Reduced latency with point-to-point connections: Connect directly from a device to a server, without having to hairpin through a bastion. Developers can connect wherever they work, without slowing them down by routing their traffic through the main office.
Add a user or server painlessly: Maintain users and servers in a network without adding complexity. Tailscale ACLs to give the right people access and add it to a team's known hosts.
Tailscale makes network security accessible to teams of any scale and gives developers and DevOps teams the ability to connect to resources easily and securely in the cloud, on-premises, and everywhere in between. Tailscale uses the WireGuard® protocol, the open source, opinionated standard for secure connectivity. It is set up and configured in a matter of minutes on average, while other VPN solutions take weeks to fully implement and several hours a week to maintain.

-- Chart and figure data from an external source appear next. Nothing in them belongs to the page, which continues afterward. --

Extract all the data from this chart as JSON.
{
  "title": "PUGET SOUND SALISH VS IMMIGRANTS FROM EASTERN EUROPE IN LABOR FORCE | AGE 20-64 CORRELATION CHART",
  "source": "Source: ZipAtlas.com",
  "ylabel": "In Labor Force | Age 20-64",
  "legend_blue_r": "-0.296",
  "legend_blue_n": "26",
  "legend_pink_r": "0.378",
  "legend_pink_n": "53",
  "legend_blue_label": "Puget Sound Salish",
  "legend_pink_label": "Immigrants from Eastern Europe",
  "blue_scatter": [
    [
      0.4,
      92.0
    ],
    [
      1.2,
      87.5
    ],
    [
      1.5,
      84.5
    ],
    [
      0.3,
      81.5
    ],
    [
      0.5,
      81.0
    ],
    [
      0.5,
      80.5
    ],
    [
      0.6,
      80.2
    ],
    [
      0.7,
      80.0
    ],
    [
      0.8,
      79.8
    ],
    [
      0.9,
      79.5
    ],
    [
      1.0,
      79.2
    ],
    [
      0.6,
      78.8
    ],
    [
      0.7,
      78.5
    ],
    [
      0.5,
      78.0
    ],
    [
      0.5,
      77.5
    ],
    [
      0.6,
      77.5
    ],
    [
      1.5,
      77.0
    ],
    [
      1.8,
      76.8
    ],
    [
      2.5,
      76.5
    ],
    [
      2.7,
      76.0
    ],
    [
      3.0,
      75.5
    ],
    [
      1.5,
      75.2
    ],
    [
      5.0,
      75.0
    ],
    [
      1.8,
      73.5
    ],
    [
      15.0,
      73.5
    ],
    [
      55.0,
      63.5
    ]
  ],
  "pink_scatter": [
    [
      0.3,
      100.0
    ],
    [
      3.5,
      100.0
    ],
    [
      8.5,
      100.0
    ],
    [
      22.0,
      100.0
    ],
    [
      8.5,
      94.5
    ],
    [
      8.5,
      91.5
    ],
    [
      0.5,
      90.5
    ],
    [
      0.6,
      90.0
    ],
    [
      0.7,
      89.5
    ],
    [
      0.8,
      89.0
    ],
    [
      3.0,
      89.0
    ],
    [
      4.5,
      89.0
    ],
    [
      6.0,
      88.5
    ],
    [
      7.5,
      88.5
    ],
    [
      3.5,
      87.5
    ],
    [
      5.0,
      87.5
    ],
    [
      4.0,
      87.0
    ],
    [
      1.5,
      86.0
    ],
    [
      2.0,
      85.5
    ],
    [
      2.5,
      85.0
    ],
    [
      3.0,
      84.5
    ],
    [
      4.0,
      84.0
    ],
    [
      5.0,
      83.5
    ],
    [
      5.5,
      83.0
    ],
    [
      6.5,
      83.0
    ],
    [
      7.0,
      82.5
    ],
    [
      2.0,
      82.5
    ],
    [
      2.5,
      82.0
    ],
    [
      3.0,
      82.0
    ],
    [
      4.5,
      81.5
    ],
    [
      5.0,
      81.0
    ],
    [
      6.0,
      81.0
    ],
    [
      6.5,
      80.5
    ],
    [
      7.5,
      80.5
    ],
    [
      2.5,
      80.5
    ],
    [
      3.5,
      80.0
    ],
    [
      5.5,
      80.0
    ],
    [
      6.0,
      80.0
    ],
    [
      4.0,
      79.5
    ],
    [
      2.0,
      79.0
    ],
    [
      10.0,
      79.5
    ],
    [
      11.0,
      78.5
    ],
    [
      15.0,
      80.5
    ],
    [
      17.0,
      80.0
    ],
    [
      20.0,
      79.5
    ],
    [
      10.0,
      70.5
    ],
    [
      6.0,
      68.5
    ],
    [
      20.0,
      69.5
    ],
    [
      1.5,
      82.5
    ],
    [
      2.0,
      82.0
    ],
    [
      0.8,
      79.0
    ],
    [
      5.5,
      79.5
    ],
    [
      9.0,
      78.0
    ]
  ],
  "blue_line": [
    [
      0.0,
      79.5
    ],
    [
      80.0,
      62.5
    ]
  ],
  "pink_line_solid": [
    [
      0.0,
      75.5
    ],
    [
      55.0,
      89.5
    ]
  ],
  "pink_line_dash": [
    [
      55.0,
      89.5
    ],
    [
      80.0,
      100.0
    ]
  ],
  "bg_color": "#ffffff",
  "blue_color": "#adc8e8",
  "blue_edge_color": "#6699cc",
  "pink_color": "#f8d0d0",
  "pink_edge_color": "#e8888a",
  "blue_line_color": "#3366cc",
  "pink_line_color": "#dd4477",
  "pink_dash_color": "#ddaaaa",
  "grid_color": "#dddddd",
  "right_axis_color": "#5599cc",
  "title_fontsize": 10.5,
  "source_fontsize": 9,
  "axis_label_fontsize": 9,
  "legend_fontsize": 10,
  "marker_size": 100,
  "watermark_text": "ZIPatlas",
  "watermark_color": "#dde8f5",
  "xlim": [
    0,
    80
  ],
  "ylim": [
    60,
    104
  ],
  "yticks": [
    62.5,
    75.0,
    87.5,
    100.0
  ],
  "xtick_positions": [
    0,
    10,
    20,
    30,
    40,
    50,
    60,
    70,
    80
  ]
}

Tailscale builds software that makes it easy to interconnect and secure devices, no matter where they are. Every day, banks and multinational companies use Tailscale to protect their corporate networks. Homelabs and start-ups trust Tailscale to collaborate and share access to tooling. We're building a future for the Internet that's easy, small and safe, like it used to be. Founded in 2019 and fully distributed, we’re backed by Accel, CRV, Heavybit, Insight Partners, and Uncork Capital.